Então, há uma faceta, a juventude descompromissada, os anos de formação da banda, a irreverência juvenil, o contato com o sucesso. Depois do acidente, a narrativa da comoção dos fãs (e dos não fãs também), os maus prognósticos, o sofrimento, a lenta recuperação e a volta. Se a história de Herbert não tivesse acontecido de verdade, poderia ter sido inventada como ilustração de um formato ideal de roteiro para filme de sucesso. Exposição do personagem, êxito, queda, enfrentamento de dificuldades extremas, superação. De alguma forma, essa biografia poderia entrar como ilustração às teses cinematográficas de Christopher Vogler baseadas na teoria dos “monomitos” de Joseph Campbell. Narrativa exemplar, como a de um mito, que nos atinge a todos, porque fala algo ao nosso inconsciente.

É dessa maneira que Herbert de Perto pode superar, e de muito, o interesse mais restrito dos fãs da banda ou do rock brasileiro. Por sua história de vida, Herbert tornou-se, digamos, universal. Foi o que se viu no Festival de Paulínia, onde o filme foi apresentado ao público pela primeira vez. Uma decisão inteligente da organização do evento fez com que o documentário fosse projetado e, em seguida, houvesse um show ao vivo dos Paralamas, e no mesmo teatro. As imagens vistas na tela serviram como preparação ao espetáculo que, dessa maneira, se tornou inesquecível – mesmo para aqueles que jamais teriam escolhido um CD dos Paralamas para ouvir em suas casas.

É verdade que, em meio à estrutura bem pensada do filme (e tristemente proporcionada pela realidade) estão as músicas dos Paralamas, para quem já delas gosta ou para quem se dispõe a descobri-las. E não é um efeito negligenciável do documentário conduzir essa descoberta através do personagem que se constrói na tela. A parte musical já está bem comentada aí ao lado. Quanto ao cinema, seria preciso destacar quanto o filme é bem montado, como aproveita (bem) o material de arquivo e o mescla às imagens contemporâneas para produzir os efeitos que deseja sobre o público.

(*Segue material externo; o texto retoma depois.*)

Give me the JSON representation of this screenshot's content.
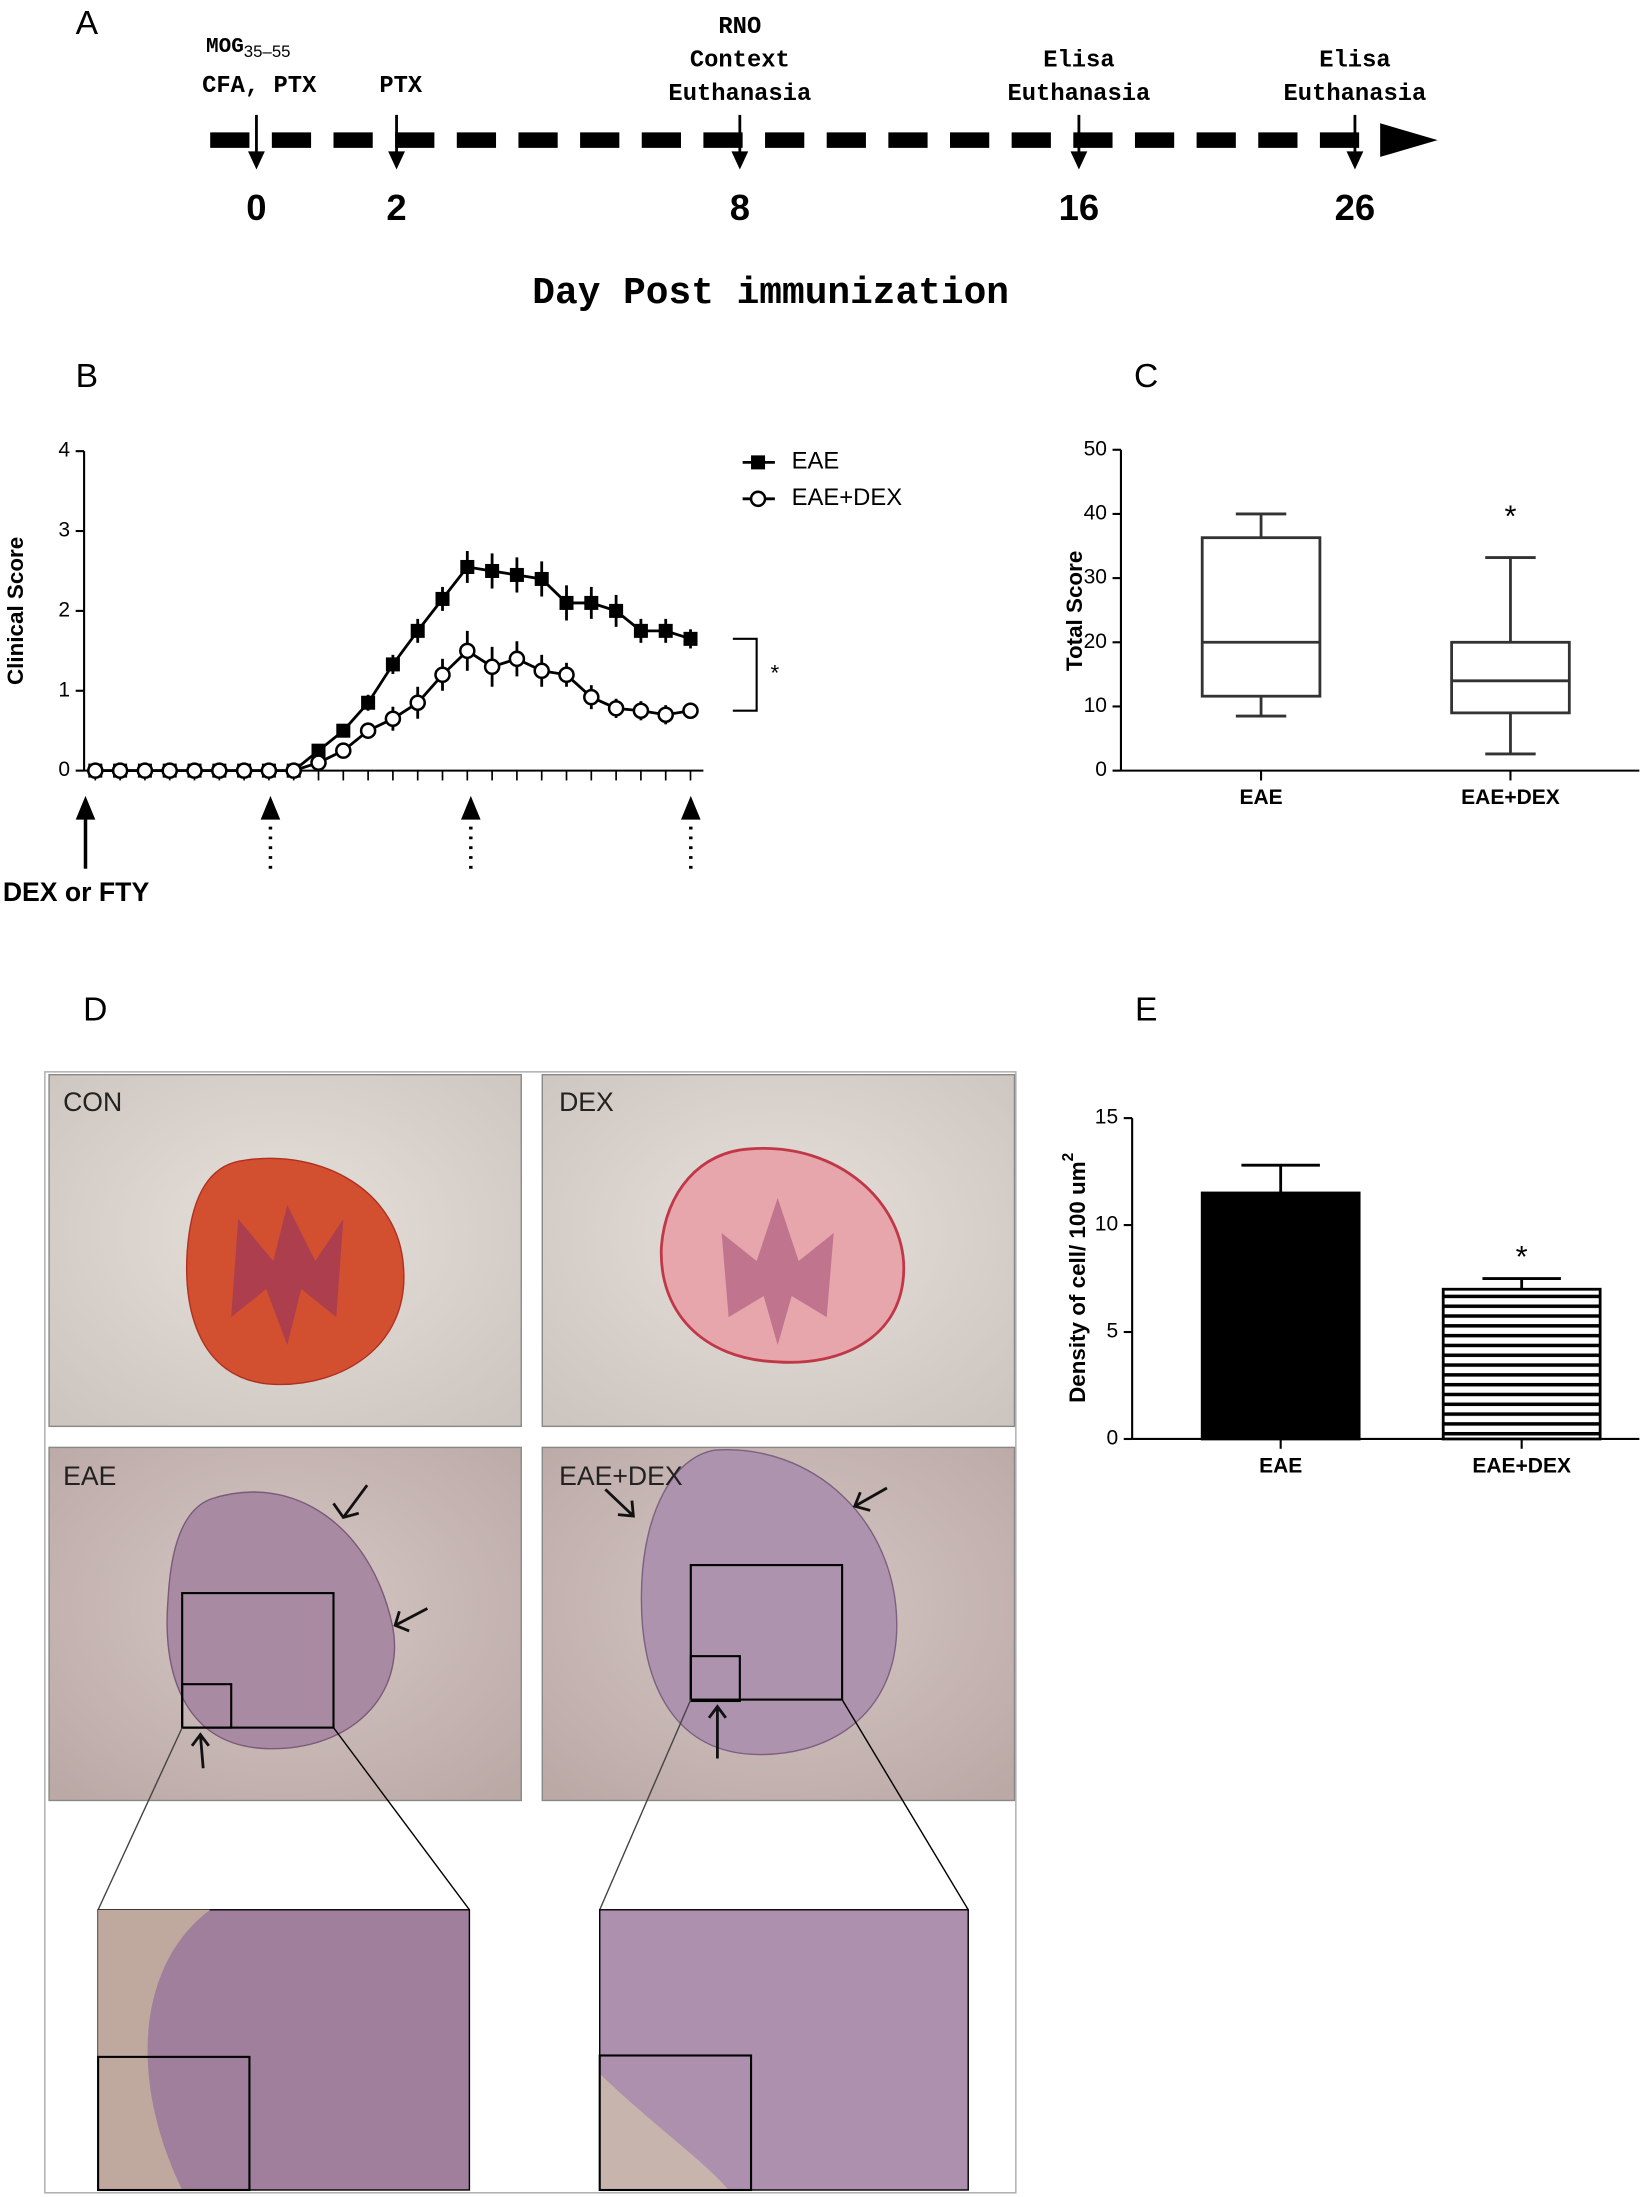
{
  "panel_labels": [
    "A",
    "B",
    "C",
    "D",
    "E"
  ],
  "timeline": {
    "mog": "MOG",
    "mog_sub": "35–55",
    "events": [
      {
        "day": 0,
        "lines": [
          "CFA, PTX"
        ]
      },
      {
        "day": 2,
        "lines": [
          "PTX"
        ]
      },
      {
        "day": 8,
        "lines": [
          "RNO",
          "Context",
          "Euthanasia"
        ]
      },
      {
        "day": 16,
        "lines": [
          "Elisa",
          "Euthanasia"
        ]
      },
      {
        "day": 26,
        "lines": [
          "Elisa",
          "Euthanasia"
        ]
      }
    ],
    "axis_title": "Day Post immunization"
  },
  "chart_data": [
    {
      "type": "line",
      "ylabel": "Clinical Score",
      "categories": [
        null,
        null,
        null,
        null,
        null,
        null,
        null,
        null,
        null,
        null,
        null,
        null,
        null,
        null,
        null,
        null,
        null,
        null,
        null,
        null,
        null,
        null,
        null,
        null,
        null
      ],
      "ylim": [
        0,
        4
      ],
      "yticks": [
        0,
        1,
        2,
        3,
        4
      ],
      "legend": "upper right",
      "annotation": "*",
      "treatment_label": "DEX or FTY",
      "series": [
        {
          "name": "EAE",
          "color": "#000000",
          "marker": "square",
          "values": [
            0,
            0,
            0,
            0,
            0,
            0,
            0,
            0,
            0,
            0.25,
            0.5,
            0.85,
            1.33,
            1.75,
            2.15,
            2.55,
            2.5,
            2.45,
            2.4,
            2.1,
            2.1,
            2.0,
            1.75,
            1.75,
            1.65
          ],
          "errors": [
            0,
            0,
            0,
            0,
            0,
            0,
            0,
            0,
            0,
            0.08,
            0.08,
            0.1,
            0.12,
            0.15,
            0.15,
            0.2,
            0.22,
            0.22,
            0.22,
            0.22,
            0.2,
            0.2,
            0.15,
            0.15,
            0.12
          ]
        },
        {
          "name": "EAE+DEX",
          "color": "#000000",
          "marker": "open-circle",
          "values": [
            0,
            0,
            0,
            0,
            0,
            0,
            0,
            0,
            0,
            0.1,
            0.25,
            0.5,
            0.65,
            0.85,
            1.2,
            1.5,
            1.3,
            1.4,
            1.25,
            1.2,
            0.92,
            0.78,
            0.75,
            0.7,
            0.75
          ],
          "errors": [
            0,
            0,
            0,
            0,
            0,
            0,
            0,
            0,
            0,
            0.05,
            0.08,
            0.1,
            0.15,
            0.2,
            0.2,
            0.25,
            0.25,
            0.22,
            0.2,
            0.15,
            0.15,
            0.12,
            0.12,
            0.12,
            0.1
          ]
        }
      ]
    },
    {
      "type": "box",
      "ylabel": "Total Score",
      "categories": [
        "EAE",
        "EAE+DEX"
      ],
      "ylim": [
        0,
        50
      ],
      "yticks": [
        0,
        10,
        20,
        30,
        40,
        50
      ],
      "boxes": [
        {
          "min": 8.5,
          "q1": 11.6,
          "median": 20,
          "q3": 36.3,
          "max": 40
        },
        {
          "min": 2.6,
          "q1": 9,
          "median": 14,
          "q3": 20,
          "max": 33.2
        }
      ],
      "color": "#333333",
      "annotation": "*"
    },
    {
      "type": "bar",
      "ylabel": "Density of cell/ 100 um",
      "ylabel_sup": "2",
      "categories": [
        "EAE",
        "EAE+DEX"
      ],
      "values": [
        11.5,
        7.0
      ],
      "errors": [
        1.3,
        0.5
      ],
      "colors": [
        "#000000",
        "#ffffff"
      ],
      "patterns": [
        "solid",
        "horizontal-stripes"
      ],
      "ylim": [
        0,
        15
      ],
      "yticks": [
        0,
        5,
        10,
        15
      ],
      "annotation": "*"
    }
  ],
  "histology": {
    "panels": [
      "CON",
      "DEX",
      "EAE",
      "EAE+DEX"
    ]
  }
}
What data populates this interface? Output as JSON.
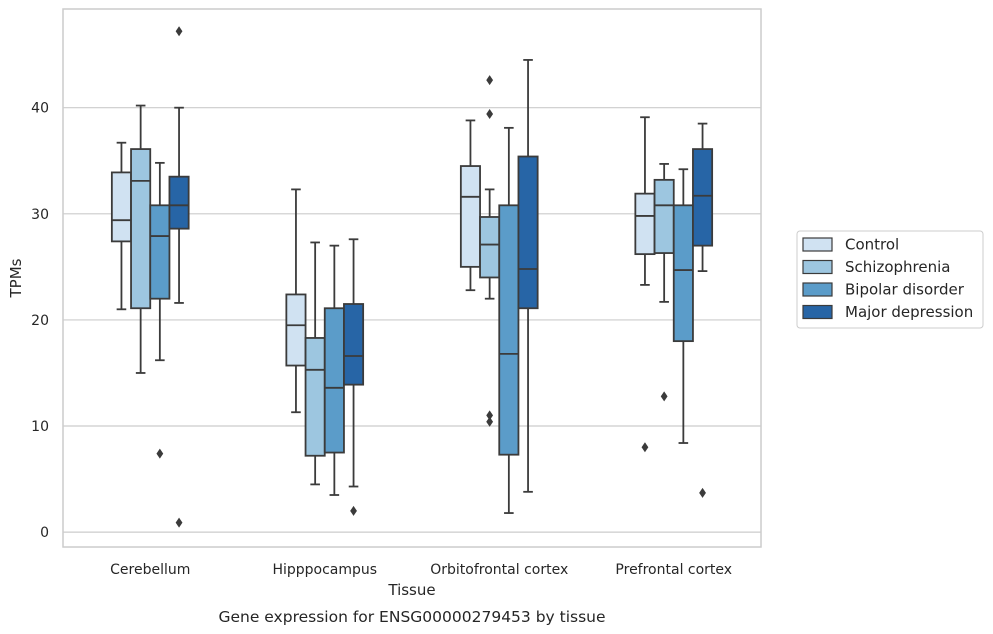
{
  "chart_data": {
    "type": "boxplot",
    "title": "",
    "caption": "Gene expression for ENSG00000279453 by tissue",
    "xlabel": "Tissue",
    "ylabel": "TPMs",
    "ylim": [
      -1.4,
      49.3
    ],
    "yticks": [
      0,
      10,
      20,
      30,
      40
    ],
    "grid": "horizontal",
    "legend_position": "right",
    "categories": [
      "Cerebellum",
      "Hipppocampus",
      "Orbitofrontal cortex",
      "Prefrontal cortex"
    ],
    "series": [
      {
        "name": "Control",
        "color": "#d0e2f2",
        "boxes": [
          {
            "whisker_low": 21.0,
            "q1": 27.4,
            "median": 29.4,
            "q3": 33.9,
            "whisker_high": 36.7,
            "outliers": []
          },
          {
            "whisker_low": 11.3,
            "q1": 15.7,
            "median": 19.5,
            "q3": 22.4,
            "whisker_high": 32.3,
            "outliers": []
          },
          {
            "whisker_low": 22.8,
            "q1": 25.0,
            "median": 31.6,
            "q3": 34.5,
            "whisker_high": 38.8,
            "outliers": []
          },
          {
            "whisker_low": 23.3,
            "q1": 26.2,
            "median": 29.8,
            "q3": 31.9,
            "whisker_high": 39.1,
            "outliers": [
              8.0
            ]
          }
        ]
      },
      {
        "name": "Schizophrenia",
        "color": "#9dc6e0",
        "boxes": [
          {
            "whisker_low": 15.0,
            "q1": 21.1,
            "median": 33.1,
            "q3": 36.1,
            "whisker_high": 40.2,
            "outliers": []
          },
          {
            "whisker_low": 4.5,
            "q1": 7.2,
            "median": 15.3,
            "q3": 18.3,
            "whisker_high": 27.3,
            "outliers": []
          },
          {
            "whisker_low": 22.0,
            "q1": 24.0,
            "median": 27.1,
            "q3": 29.7,
            "whisker_high": 32.3,
            "outliers": [
              42.6,
              39.4,
              11.0,
              10.4
            ]
          },
          {
            "whisker_low": 21.7,
            "q1": 26.3,
            "median": 30.8,
            "q3": 33.2,
            "whisker_high": 34.7,
            "outliers": [
              12.8
            ]
          }
        ]
      },
      {
        "name": "Bipolar disorder",
        "color": "#5b9cc9",
        "boxes": [
          {
            "whisker_low": 16.2,
            "q1": 22.0,
            "median": 27.9,
            "q3": 30.8,
            "whisker_high": 34.8,
            "outliers": [
              7.4
            ]
          },
          {
            "whisker_low": 3.5,
            "q1": 7.5,
            "median": 13.6,
            "q3": 21.1,
            "whisker_high": 27.0,
            "outliers": []
          },
          {
            "whisker_low": 1.8,
            "q1": 7.3,
            "median": 16.8,
            "q3": 30.8,
            "whisker_high": 38.1,
            "outliers": []
          },
          {
            "whisker_low": 8.4,
            "q1": 18.0,
            "median": 24.7,
            "q3": 30.8,
            "whisker_high": 34.2,
            "outliers": []
          }
        ]
      },
      {
        "name": "Major depression",
        "color": "#2765a6",
        "boxes": [
          {
            "whisker_low": 21.6,
            "q1": 28.6,
            "median": 30.8,
            "q3": 33.5,
            "whisker_high": 40.0,
            "outliers": [
              47.2,
              0.9
            ]
          },
          {
            "whisker_low": 4.3,
            "q1": 13.9,
            "median": 16.6,
            "q3": 21.5,
            "whisker_high": 27.6,
            "outliers": [
              2.0
            ]
          },
          {
            "whisker_low": 3.8,
            "q1": 21.1,
            "median": 24.8,
            "q3": 35.4,
            "whisker_high": 44.5,
            "outliers": []
          },
          {
            "whisker_low": 24.6,
            "q1": 27.0,
            "median": 31.7,
            "q3": 36.1,
            "whisker_high": 38.5,
            "outliers": [
              3.7
            ]
          }
        ]
      }
    ]
  }
}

Herbert de Perto acaba sendo uma bela história humana, e não apenas por seu personagem principal. Fica claro que ele escapou da condição muito grave não apenas por sua força de vontade, mas porque se construiu à sua volta uma notável rede de solidariedade. Formada pelos familiares e por seus companheiros de banda. Era preciso que Herbert voltasse, mesmo contra todo o prognóstico. Várias mãos se mobilizaram para isso, o que torna o filme ainda mais tocante porque acaba sendo um pouco comum história de amizade e solidariedade. Tudo aquilo que, pensamos, faz falta em nosso mundo pragmático e interesseiro.